これからは相互作用システムの時代
基調講演は、日本IBM 専務執行役員 ソフトウェア事業担当 ヴィヴェック マハジャン氏のスピーチから始まった。
マハジャン氏は、IBMはこれまでビジネスフィールドに、「技術によるイノベーション」「新しい市場(マーケットメーカー)」「グローバルなベストプラクティス」の3つの価値を提供してきたとする。このことは、メインフレーム、クライアントサーバー、モバイルやクラウドと、プラットフォームの変革を通じて実践されており、さらにビッグデータやIoT(Internet of Things)といった5年前には想像していなかったような世界が広がってきても同様であるとした。IBMでは年間6000億円もの研究開発費を投入しているので「プラットフォームのことはIBMにまかせてほしい」と語った。
続いてファシリテーターの三戸氏が登壇した。
三戸氏は、日本の商業コンピュータの歴史は1955年(野村総研に導入された)から始まるとし、その後メインフレーム、PC、ダウンサイジングと時代は変遷していくが、90年代までの業務システムはトランザクション処理がメインであったとする。その一方でインターネットが本格的な普及を始めた90年代半ばから新しい動きが次々と現れ、現在のモバイル革命、ソーシャル革命へとつながっている。

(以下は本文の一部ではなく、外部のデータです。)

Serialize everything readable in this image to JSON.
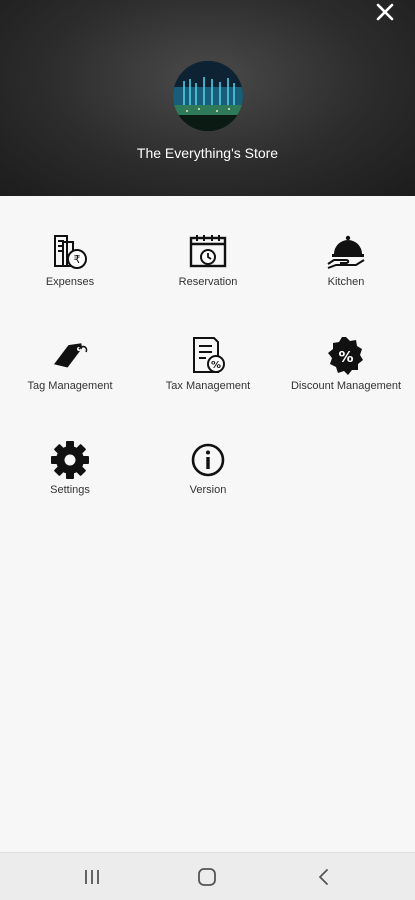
{
  "header": {
    "store_name": "The Everything's Store"
  },
  "menu": {
    "items": [
      {
        "label": "Expenses",
        "icon": "expenses-icon"
      },
      {
        "label": "Reservation",
        "icon": "calendar-clock-icon"
      },
      {
        "label": "Kitchen",
        "icon": "cloche-icon"
      },
      {
        "label": "Tag Management",
        "icon": "tag-icon"
      },
      {
        "label": "Tax Management",
        "icon": "tax-document-icon"
      },
      {
        "label": "Discount Management",
        "icon": "discount-badge-icon"
      },
      {
        "label": "Settings",
        "icon": "gear-icon"
      },
      {
        "label": "Version",
        "icon": "info-icon"
      }
    ]
  },
  "navbar": {
    "buttons": [
      "recent-apps-icon",
      "home-icon",
      "back-icon"
    ]
  }
}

特にモバイルやソーシャルといったトレンドは、人々のコミュニケーションを変えるだけでなく、企業やビジネスのスタイルにも影響を及ぼしている。さらにM2MやIoTといったテクノロジーは、スマートシティやスマートカーなど「モノ」の世界をも巻き込んでいると、現在までの大きな流れを解説した。

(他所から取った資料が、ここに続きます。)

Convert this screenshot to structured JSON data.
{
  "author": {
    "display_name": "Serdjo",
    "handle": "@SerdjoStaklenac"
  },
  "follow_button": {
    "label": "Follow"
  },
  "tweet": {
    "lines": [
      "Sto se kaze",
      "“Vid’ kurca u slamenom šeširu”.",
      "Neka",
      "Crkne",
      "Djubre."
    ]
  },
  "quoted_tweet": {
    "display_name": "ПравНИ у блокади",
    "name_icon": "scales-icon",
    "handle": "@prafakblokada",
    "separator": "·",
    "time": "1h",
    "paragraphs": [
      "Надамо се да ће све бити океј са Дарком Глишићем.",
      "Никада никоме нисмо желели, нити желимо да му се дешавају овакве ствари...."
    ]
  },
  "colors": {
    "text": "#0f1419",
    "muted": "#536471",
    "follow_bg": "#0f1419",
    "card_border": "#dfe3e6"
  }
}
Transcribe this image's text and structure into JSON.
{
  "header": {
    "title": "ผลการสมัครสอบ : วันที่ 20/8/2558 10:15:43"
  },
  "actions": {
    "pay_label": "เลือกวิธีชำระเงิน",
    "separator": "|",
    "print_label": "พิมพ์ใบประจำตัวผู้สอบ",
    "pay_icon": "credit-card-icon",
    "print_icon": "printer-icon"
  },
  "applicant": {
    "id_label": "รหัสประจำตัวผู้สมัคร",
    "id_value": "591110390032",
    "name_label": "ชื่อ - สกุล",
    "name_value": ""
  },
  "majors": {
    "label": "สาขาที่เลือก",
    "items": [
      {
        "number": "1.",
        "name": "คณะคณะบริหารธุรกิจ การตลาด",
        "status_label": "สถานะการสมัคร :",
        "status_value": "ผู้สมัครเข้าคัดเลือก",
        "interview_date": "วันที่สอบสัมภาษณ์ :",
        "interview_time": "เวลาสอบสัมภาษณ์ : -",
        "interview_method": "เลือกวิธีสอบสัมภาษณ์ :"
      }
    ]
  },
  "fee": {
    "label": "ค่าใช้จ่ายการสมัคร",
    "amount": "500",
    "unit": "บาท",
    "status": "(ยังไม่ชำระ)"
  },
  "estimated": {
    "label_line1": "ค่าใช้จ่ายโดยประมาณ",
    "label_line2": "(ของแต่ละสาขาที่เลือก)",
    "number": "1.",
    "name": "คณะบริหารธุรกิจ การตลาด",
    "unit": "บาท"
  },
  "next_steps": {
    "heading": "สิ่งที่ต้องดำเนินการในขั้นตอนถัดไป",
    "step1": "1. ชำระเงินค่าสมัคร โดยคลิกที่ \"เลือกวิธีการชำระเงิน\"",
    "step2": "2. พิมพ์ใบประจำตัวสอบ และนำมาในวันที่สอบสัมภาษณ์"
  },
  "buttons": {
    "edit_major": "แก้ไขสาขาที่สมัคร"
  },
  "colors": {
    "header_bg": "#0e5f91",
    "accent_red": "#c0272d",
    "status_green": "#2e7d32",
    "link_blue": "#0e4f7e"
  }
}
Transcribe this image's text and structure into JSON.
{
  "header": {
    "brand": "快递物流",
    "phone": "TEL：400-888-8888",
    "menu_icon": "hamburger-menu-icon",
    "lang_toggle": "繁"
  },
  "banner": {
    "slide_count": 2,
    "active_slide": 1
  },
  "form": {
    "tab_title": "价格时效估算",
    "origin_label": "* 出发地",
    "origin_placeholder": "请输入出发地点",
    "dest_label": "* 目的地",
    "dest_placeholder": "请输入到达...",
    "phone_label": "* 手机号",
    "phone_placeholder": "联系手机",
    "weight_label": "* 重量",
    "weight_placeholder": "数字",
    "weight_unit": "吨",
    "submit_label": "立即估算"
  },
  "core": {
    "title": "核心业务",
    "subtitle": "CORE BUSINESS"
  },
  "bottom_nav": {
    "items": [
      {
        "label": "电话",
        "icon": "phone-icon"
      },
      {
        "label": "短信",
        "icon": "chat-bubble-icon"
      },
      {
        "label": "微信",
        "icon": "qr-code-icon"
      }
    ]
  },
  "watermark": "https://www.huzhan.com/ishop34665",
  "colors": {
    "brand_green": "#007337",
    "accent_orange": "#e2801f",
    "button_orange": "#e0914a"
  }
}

このような状況において、業務システムの全体像は、下記の3つの領域に分けることができるという。
- 記録を軸とした基幹システム(Systems of Record:CRM、HR、DB、ERPなど)
- 人と関わりあうシステム(Systems of Engagement:SNSなど)
- モノのインターネット(Internet of Things)
そして、これからの業務システムに求められるものは、3つの領域を相互に作用させるシステム(Systems of Interaction)であるというのが三戸氏の主張だ。